So what does one do when they have less than one day to spend in Honolulu?
We left Toronto at 10am on Saturday and had about 12 hours of sitting-on-the-plane flying time. (You can read about the magical mystery tour flight here.) We arrived at around 7pm and our flight home left at 4pm the next day, so we had about seven or eight hours of actual awake, non-airport time in Honolulu. After landing, we dropped our stuff off at the hotel and wandered around Waikiki a bit before getting some food.
Downtown Waikiki at night. It’s a lot like Las Vegas. If this was all I had seen of Honolulu, I would have never wanted to come back. (I hate Las Vegas.)
Even though we had been awake for a zillion hours, it was time for another Mai Tai. Obviously.
Looking out on to the ocean. I still sometimes find it baffling that I can wake up in my bed in Toronto, and find myself 4600 miles away, sitting on the beach in Hawaii in the same day.
Mai Tai + time difference = awesome
Ahi poke tacos
Some kind of ceviche with TARO CHIPS. I love taro a lot. Maybe even an unreasonable amount.
Oh hello, my favourite store. There were a bunch of open-air malls and everything was open late, which added to the Las Vegas-like feeling.
The next day, Mike decided he wanted to blend in with the locals.
Downtown Waikiki in the daylight. Much nicer. Aaah, palm trees.
Hawaii Mike has surfer hair.
I took a bunch of Waikiki Beach photos and put them in a separate entry. We wandered around, dipped our toes in the very blue ocean, and watched the surfers.
And then! We found a musubi place! We were specifically looking for Spam musubi, a Hawaiian specialty. Sounds disgusting, but since the Spam has a teriyaki glaze, it’s actually surprisingly delicious. (Musubi is another word for onigiri.)
Cho kawaii! Hawaii is more Japanese than I thought. Almost every sign is in English and Japanese. I mean, I know that a lot of their visitors are from Japan, but most people that I saw were Asian, and there were Japanese-only tour groups going by constantly. Our cab driver on the way from the airport commented that tourism had been way down since the tsunami. There seemed to be a lot of tourists anyway.
Unsurprisingly, this “Hawaii Kona Blend Coffee” was made in Japan.
Spam musubi! Apparently even Obama likes Spam musubi.
Um, how great is this 50s cocktail party guy in a suit?
My love for palm trees seems to be a recurring theme here.
I wanted to get sushi, but we ended up getting Puka Dogs instead. I’m not usually a big fan of hot dogs, but if it’s good enough for Anthony Bourdain, it’s good enough for me. (Here’s the segment of No Reservations where he eats a Puka Dog — it starts at about 5:45.)

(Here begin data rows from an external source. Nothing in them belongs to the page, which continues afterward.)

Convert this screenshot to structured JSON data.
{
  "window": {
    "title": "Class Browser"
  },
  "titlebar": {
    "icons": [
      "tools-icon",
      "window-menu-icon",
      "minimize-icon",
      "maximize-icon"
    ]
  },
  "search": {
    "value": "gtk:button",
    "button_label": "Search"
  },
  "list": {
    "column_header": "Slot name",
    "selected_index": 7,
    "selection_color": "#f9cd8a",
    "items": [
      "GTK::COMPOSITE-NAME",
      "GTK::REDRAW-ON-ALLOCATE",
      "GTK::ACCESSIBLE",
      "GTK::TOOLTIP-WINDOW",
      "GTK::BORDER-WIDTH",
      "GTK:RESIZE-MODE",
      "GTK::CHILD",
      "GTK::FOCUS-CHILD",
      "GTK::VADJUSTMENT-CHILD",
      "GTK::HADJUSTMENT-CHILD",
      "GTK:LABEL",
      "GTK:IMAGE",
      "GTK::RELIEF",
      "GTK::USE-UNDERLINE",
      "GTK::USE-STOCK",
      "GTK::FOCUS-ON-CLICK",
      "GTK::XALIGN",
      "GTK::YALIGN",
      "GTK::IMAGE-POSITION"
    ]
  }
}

The strange, medieval contraption used to make Puka Dogs. Pointy, no?
Puka Dogs have a round bun that’s crispy inside and we got ours slathered in garlic mayo, pineapple relish, and Hawaiian mustard. YUM. (I had the veggie dog version.)
After our hot dogs, it was around noon, so we headed back to the hotel to check out and sit around the pool for a bit. Then, it was back to HNL for our flight home.
The Red Carpet Club lounge in HNL was almost entirely empty.
We arrived in ORD at around 5am the next day. It was very empty and quiet (for ORD, anyway).
I was pretty tired, so the airport looked like this by then. ORD had been having some weather problems (as per usual), but our connecting flight was on time and it was blue skies all the way home to YYZ.